Every company does lots of things.

Sadly, most never become truly great at anything.

For those of you who have not yet read Dave Ramos' book, Decide One Thing, we will summarize it in One Sentence: you must be good at lots of things, but the way to win is to become differentiatingly great at One Thing.

In 1990, C.K. Prahalad and Gary Hamel introduced the idea of corporate competencies in a Harvard Business Review article entitled, “The Core Competence of the Corporation.”

More recently, Strategy&, the strategy consulting arm of PwC, advised companies to develop a set of “differentiating capabilities.” However, they do so with a word of caution: 

“Too many companies don’t identify the few cross-functional capabilities they need to excel at in order to deliver on their value proposition. Not being clear about those capabilities, functions often decide to pursue functional excellence in silos. They strive to be world-class at everything they do, but often spread their resources too thin, and they don’t excel at anything.”

We strongly agree.

That is why we advise companies to pick ONE corporate competence and make it your One Thing.

Try to complete this sentence, “We are the best in the world at ______________.”

Most companies cannot honestly fill in that blank. After all, only One Company can be the best in the world.

However, every company can aspire to become the best in the world at something. So, every company can—and should—complete this sentence, “Our ambition is to become the best in the world at _____________.”

Step One is to choose something that your company could indeed become the best in the world at. And of course, there are many things that you can choose.

Step two is to align everyone—and everything—with your One Thing. After all, becoming the best in the world will require intense focus and disciplined investment. This is what turns your One Thing into a Differentiating Competitive Advantage.

We believe this is the most important component of creating alignment. Unfortunately, most companies do not have the discipline to Decide One Thing. That is why they can have visions, missions, values, and strategies … and still be massively misaligned.

Therefore, we strongly recommend that you lock this down before working on your vision, mission, values, strategy … or anything else.



Every corporate strategy textbook espouses the importance of creating a competitive advantage. So, why do so many companies struggle?

We believe that the competitive advantage frameworks in textbooks are too theoretical and complex.

To address this problem, SHIFTPOINTS developed a simple 2x2 matrix to illustrate how companies can create a competitive advantage

A competitive advantage is the combination of something that you uniquely do and something that you are great at doing. (High Differentiation + Great Performance.)

To accelerate the process, we developed a list of 40 sources of competitive advantage, along with examples of winners who have utilized them. The SHIFTPOINTS WINventoryTM provides a structured way to evaluate each of the 40 sources.
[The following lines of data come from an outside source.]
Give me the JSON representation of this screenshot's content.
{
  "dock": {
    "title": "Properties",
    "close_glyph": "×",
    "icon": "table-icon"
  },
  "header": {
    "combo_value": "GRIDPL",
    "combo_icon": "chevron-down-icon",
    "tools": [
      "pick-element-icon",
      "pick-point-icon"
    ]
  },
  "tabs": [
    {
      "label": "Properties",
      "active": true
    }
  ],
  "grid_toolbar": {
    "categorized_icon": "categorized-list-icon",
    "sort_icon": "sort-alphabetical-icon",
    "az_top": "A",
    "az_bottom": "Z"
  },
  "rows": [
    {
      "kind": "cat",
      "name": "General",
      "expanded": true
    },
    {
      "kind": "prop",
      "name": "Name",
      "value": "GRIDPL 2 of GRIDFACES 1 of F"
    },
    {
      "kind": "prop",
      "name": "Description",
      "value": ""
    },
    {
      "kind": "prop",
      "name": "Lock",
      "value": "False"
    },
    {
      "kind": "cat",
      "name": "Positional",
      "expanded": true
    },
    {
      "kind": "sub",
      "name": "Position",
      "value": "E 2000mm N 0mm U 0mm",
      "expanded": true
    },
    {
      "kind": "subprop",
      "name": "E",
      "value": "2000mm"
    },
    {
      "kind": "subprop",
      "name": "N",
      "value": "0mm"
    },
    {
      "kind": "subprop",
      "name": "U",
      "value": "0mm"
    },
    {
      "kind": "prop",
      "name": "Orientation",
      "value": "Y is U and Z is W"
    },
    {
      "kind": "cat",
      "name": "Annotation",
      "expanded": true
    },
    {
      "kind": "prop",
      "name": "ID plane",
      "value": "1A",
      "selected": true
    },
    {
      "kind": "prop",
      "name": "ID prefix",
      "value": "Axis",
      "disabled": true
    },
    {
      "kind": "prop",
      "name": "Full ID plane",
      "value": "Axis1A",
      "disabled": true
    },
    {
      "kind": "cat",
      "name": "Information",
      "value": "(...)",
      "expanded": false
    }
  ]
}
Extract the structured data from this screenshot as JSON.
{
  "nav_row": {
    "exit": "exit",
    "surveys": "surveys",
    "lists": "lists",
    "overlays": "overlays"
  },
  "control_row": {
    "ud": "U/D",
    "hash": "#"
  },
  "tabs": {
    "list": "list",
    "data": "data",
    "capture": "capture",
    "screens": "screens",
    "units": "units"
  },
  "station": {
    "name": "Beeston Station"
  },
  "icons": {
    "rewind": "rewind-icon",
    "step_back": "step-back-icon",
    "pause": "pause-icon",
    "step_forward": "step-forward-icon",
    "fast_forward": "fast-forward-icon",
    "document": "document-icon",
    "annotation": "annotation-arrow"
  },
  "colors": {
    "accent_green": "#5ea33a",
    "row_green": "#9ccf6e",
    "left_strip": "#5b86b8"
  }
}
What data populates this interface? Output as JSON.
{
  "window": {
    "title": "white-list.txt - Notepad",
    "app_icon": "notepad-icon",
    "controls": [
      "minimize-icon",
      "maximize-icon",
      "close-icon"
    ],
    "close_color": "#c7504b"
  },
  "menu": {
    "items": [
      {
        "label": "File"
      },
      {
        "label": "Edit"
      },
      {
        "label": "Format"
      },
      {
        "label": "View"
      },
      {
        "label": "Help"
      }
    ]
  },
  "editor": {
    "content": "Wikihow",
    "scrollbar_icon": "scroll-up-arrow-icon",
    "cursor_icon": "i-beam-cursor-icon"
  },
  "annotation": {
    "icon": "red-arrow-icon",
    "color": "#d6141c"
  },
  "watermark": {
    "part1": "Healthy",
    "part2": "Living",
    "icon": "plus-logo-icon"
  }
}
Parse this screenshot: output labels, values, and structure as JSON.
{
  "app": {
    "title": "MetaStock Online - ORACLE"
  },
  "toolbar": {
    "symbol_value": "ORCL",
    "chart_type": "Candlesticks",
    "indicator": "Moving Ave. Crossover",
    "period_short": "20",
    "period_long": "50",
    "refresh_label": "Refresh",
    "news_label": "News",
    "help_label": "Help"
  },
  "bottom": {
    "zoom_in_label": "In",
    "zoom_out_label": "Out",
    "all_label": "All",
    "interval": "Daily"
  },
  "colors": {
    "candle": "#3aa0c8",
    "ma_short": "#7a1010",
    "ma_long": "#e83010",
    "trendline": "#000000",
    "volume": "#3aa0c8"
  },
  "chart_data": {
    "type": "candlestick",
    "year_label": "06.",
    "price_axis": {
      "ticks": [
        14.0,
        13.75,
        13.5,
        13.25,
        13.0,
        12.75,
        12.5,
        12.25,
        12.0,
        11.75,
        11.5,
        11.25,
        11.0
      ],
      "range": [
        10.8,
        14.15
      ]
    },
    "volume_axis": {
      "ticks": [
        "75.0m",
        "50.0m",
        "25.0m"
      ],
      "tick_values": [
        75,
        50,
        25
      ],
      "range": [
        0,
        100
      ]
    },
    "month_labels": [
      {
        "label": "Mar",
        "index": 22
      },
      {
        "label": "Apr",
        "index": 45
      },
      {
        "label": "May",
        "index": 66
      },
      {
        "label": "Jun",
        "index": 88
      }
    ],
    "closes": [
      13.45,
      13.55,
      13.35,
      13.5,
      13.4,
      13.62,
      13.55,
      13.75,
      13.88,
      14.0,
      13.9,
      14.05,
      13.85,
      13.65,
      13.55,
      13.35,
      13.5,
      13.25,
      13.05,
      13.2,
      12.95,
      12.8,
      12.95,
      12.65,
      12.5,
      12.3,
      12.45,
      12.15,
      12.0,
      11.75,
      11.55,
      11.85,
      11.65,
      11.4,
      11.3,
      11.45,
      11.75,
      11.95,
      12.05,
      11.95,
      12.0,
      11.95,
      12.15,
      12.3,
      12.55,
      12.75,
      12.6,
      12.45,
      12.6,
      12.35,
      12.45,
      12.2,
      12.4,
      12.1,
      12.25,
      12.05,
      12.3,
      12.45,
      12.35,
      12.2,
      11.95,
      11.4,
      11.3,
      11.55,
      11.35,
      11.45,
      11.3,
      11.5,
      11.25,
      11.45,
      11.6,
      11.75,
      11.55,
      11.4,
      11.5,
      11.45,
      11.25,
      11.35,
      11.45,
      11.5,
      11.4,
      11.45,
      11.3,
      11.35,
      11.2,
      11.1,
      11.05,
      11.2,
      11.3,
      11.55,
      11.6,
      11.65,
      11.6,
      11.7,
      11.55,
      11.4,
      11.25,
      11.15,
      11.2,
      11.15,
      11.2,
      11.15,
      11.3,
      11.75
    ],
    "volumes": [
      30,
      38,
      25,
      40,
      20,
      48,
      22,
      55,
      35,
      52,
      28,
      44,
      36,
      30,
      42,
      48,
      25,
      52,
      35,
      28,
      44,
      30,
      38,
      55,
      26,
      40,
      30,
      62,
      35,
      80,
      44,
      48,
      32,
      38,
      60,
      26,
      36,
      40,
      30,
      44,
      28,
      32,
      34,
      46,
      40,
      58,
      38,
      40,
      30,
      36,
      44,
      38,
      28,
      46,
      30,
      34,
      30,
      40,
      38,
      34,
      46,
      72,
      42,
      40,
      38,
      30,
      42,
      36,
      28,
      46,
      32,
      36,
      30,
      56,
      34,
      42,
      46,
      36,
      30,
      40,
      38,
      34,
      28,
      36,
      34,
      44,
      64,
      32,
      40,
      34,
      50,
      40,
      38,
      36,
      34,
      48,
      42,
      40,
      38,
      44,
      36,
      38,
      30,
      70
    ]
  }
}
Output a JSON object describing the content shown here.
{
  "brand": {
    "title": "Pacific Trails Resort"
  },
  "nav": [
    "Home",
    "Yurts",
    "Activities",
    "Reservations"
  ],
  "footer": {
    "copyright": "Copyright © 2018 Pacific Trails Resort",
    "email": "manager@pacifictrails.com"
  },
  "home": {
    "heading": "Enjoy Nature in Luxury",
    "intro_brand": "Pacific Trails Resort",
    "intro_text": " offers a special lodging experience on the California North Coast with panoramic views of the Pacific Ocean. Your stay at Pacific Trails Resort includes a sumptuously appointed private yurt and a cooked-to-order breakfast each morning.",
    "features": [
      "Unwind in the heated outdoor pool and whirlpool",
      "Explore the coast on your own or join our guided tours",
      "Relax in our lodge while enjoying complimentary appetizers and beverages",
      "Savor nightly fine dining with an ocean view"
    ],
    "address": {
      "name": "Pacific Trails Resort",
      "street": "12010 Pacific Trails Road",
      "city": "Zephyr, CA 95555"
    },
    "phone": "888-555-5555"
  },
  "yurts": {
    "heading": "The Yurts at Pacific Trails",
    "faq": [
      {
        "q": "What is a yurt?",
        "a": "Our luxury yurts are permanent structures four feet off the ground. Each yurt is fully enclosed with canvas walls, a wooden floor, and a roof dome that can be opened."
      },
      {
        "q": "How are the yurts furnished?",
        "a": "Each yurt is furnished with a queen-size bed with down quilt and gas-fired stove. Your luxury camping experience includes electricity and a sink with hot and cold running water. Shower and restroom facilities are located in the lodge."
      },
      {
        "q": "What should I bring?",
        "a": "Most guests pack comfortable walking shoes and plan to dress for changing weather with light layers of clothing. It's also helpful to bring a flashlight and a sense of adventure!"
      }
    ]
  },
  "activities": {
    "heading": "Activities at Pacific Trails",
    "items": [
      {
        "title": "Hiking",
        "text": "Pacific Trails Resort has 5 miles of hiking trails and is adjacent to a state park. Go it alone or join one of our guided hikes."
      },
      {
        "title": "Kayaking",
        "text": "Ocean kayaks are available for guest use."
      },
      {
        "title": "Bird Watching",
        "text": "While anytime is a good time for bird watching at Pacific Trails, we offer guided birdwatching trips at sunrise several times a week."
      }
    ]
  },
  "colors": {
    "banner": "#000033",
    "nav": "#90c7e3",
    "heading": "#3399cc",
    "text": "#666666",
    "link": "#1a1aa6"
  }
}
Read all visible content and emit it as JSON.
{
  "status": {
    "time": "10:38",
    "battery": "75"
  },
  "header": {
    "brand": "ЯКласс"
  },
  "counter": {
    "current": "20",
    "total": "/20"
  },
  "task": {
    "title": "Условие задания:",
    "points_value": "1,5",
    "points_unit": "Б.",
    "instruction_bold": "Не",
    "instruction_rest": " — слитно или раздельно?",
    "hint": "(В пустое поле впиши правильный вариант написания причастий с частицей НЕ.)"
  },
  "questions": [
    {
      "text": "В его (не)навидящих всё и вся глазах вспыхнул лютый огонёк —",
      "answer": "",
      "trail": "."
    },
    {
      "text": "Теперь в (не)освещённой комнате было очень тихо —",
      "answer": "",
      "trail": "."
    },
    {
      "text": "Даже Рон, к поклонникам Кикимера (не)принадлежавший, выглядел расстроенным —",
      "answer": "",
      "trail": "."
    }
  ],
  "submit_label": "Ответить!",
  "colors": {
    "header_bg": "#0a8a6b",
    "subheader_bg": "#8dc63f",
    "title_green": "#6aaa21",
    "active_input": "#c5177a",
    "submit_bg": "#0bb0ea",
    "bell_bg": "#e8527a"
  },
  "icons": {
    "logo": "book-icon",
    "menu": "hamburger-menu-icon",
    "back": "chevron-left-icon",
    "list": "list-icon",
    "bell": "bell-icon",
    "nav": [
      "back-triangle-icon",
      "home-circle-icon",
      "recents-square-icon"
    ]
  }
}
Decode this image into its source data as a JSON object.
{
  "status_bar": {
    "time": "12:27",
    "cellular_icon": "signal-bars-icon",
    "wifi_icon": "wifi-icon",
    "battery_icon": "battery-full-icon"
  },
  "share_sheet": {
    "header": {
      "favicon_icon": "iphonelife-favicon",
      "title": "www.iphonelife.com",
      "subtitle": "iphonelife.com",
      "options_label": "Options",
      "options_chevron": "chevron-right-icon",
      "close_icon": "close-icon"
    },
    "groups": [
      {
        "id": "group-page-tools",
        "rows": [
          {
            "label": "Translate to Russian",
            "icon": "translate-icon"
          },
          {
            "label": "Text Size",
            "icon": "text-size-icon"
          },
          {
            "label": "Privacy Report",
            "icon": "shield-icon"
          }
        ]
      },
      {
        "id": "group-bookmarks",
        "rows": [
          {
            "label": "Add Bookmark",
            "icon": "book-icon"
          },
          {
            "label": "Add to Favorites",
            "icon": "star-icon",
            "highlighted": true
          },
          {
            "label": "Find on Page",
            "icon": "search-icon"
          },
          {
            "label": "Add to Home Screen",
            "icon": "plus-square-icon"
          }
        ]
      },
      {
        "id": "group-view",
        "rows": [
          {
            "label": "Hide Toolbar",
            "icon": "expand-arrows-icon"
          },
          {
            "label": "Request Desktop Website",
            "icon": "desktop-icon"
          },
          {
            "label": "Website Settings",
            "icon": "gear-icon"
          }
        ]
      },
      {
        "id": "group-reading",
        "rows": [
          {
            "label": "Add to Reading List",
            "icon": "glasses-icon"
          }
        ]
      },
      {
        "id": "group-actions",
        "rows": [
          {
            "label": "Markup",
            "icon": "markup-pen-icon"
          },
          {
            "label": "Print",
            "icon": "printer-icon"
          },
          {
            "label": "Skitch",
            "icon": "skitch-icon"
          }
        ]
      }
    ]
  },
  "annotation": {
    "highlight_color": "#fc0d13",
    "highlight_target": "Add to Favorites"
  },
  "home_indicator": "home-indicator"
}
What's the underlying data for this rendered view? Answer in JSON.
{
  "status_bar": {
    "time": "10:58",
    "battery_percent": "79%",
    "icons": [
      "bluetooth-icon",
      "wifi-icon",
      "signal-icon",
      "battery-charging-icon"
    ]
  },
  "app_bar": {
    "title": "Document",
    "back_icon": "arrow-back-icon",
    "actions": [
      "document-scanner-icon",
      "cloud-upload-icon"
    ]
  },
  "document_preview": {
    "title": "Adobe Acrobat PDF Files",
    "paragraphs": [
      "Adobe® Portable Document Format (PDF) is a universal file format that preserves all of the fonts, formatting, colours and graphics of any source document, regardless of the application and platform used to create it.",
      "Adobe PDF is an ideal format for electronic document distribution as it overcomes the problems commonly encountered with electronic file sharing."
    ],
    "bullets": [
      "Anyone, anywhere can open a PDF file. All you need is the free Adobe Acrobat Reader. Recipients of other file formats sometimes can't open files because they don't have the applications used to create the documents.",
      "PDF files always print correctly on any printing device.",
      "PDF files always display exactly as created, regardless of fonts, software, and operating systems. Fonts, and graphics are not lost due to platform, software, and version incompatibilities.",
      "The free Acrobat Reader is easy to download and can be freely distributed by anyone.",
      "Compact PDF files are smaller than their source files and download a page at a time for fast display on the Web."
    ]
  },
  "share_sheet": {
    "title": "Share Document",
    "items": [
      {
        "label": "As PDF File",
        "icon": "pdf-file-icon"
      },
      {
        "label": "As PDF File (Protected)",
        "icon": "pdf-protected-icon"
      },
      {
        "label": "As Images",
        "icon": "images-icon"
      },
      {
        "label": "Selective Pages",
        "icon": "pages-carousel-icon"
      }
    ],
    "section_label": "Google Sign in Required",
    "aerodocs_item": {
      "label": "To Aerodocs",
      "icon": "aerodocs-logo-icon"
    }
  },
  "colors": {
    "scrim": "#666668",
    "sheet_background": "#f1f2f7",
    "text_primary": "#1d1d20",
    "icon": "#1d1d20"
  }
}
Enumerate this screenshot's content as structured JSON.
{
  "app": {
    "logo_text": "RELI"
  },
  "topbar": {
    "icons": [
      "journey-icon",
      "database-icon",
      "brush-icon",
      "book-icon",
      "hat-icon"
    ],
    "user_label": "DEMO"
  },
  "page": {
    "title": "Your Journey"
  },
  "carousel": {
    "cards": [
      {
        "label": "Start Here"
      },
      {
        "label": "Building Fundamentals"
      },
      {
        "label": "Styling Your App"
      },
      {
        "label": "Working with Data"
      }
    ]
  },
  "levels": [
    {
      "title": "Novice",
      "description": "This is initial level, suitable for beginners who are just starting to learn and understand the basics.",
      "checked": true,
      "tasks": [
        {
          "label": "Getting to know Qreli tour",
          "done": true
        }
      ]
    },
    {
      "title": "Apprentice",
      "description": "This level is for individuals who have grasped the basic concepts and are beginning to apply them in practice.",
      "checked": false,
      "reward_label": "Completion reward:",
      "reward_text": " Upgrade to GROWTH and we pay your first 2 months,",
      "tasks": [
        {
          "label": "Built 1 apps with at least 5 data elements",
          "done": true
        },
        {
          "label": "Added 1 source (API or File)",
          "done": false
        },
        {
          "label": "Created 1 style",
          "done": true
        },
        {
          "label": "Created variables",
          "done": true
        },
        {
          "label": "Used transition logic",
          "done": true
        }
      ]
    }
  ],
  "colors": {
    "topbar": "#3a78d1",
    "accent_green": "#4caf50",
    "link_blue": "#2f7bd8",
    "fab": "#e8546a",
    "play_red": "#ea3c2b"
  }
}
The goal is to complete these two sentences:  

  • We are good at lots of things, but we are differentiatingly great at _________________. (This is your One Thing.)
  • We have lots of competitors, but we are the Only One that _________________.

If you can't easily answer those simple questions, the SHIFTPOINTS WINventory tool can accelerate the process.

decide one thing - option one

We always start the Decide One Thing process by suggesting that clients use price as their Differentiating Competitive Advantage.

That’s why we call it Option One.

The low price strategy is always a viable option.

Interestingly, many organizations are quick to dismiss the low price option, “We don’t want to compete on price.”

To which we reply, “Why not?”

In every market, there are customers whose dominant buying motive is price. Above all, these customers want to save money, and are willing to sacrifice other things, such as convenience, features, or even quality, to do so.

As a result, in every market, there is at least one company whose One Thing is price. For example: 

  • Walmart used the low price strategy to become the world’s biggest retailer.
  • Southwest used low fares to become the largest airline in the US.
  • Vanguard leveraged low fees to build one of the world’s largest investment companies.

Geico’s “15 minutes could save you 15% on car insurance” slogan is so ubiquitous that now they don’t even bother to finish the sentence.

Counter-intuitively, these companies are also amazingly profitable because they have developed a business model that is optimized to serve the low-price segment. They are obsessive about cost control, supply chain management, and purchasing.

These disciplines allow them to compete at price points that competitors can’t match.

Another reason that price is always a winning strategy is that tangible value propositions, like cost savings, are far easier to sell than intangibles like superior service. When a client asks your salesperson why they should choose your company, the answer is easy, “We will not be undersold.”

If you are not going to win by being cheaper, you must find a way to be better.

How much better?

Better enough to justify the price premium. So, if you are 20 percent more expensive than the lowest price alternative, you have to deliver at least 20 percent more value.

How are you going to do that?

First, you need to understand how your customers define value. Every customer has a unique mix of things they value.  Sometimes customers are very rational about value. However, some customers value things in ways that seem irrational. (For some people, a Rolex really is 100 times more valuable than a Timex.)

The Decide One Thing process is one of discovery and exploration. We suggest that you start with price. Once you rule that out, we can explore the rest of the forty sources.